At the same time, however, the development process cannot place in the absence of security. In that connection, the primary aim of the international community should be to strengthen the institutions and security forces of the Afghan State to fight the growing production of opium and the activities of extremists. We express our deep gratitude to those United Nations Member States that are making genuine contributions to the reform of the security sector in Afghanistan, including reform in the military, political and judicial areas, in the area of disarmament, demobilization and reintegration and in the fight against illegal drugs.
Furthermore, we believe that international assistance should be provided directly to recipients through the establishment of effective and transparent allocation and monitoring mechanisms under the auspices of the United Nations Assistance Mission in Afghanistan (UNAMA) or other intergovernmental and regional organizations.
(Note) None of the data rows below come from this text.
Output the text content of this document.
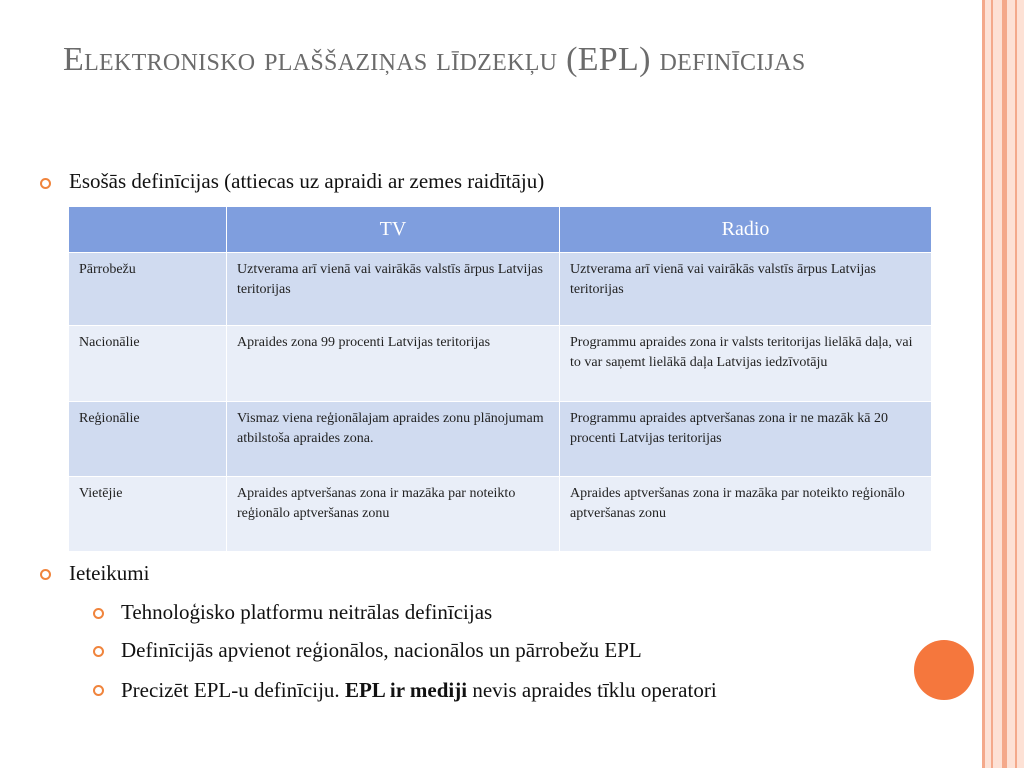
Elektronisko plaššaziņas līdzekļu (EPL) definīcijas
Esošās definīcijas (attiecas uz apraidi ar zemes raidītāju)
	TV	Radio
Pārrobežu	Uztverama arī vienā vai vairākās valstīs ārpus Latvijas teritorijas	Uztverama arī vienā vai vairākās valstīs ārpus Latvijas teritorijas
Nacionālie	Apraides zona 99 procenti Latvijas teritorijas	Programmu apraides zona ir valsts teritorijas lielākā daļa, vai to var saņemt lielākā daļa Latvijas iedzīvotāju
Reģionālie	Vismaz viena reģionālajam apraides zonu plānojumam atbilstoša apraides zona.	Programmu apraides aptveršanas zona ir ne mazāk kā 20 procenti Latvijas teritorijas
Vietējie	Apraides aptveršanas zona ir mazāka par noteikto reģionālo aptveršanas zonu	Apraides aptveršanas zona ir mazāka par noteikto reģionālo aptveršanas zonu
Ieteikumi
Tehnoloģisko platformu neitrālas definīcijas
Definīcijās apvienot reģionālos, nacionālos un pārrobežu EPL
Precizēt EPL-u definīciju. EPL ir mediji nevis apraides tīklu operatori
For its part, Kazakhstan has continued to provide bilateral assistance to Afghanistan in rebuilding the economy and stabilizing the situation in the country. In late 2007, the Government of Kazakhstan adopted a programme of assistance to Afghanistan, with a budget of $3 million thus far. Under that programme, Afghanistan has been provided with wheat, and resources have been allocated to build roads, hospitals and schools in a number of provinces. In addition, we are considering the possibility of providing assistance in retraining officers of the Afghan police and border service in Kazakh training institutions.
As a partner country located in the region, the Government of Kazakhstan expresses its readiness to provide a venue, if necessary, for the international forum to discuss the actions to be taken by the international community to further improve the situation in Afghanistan. Kazakhstan remains committed to efforts by international partners for the Afghan people in establishing a better future for that country.
We would like to take this opportunity to express our hope that the work of the newly appointed Special Representative of the Secretary-General for Afghanistan, Mr. Kai Eide, be productive and successful.
There are no further speakers inscribed on my list. The Security Council has thus concluded the present stage of its consideration of the item on its agenda.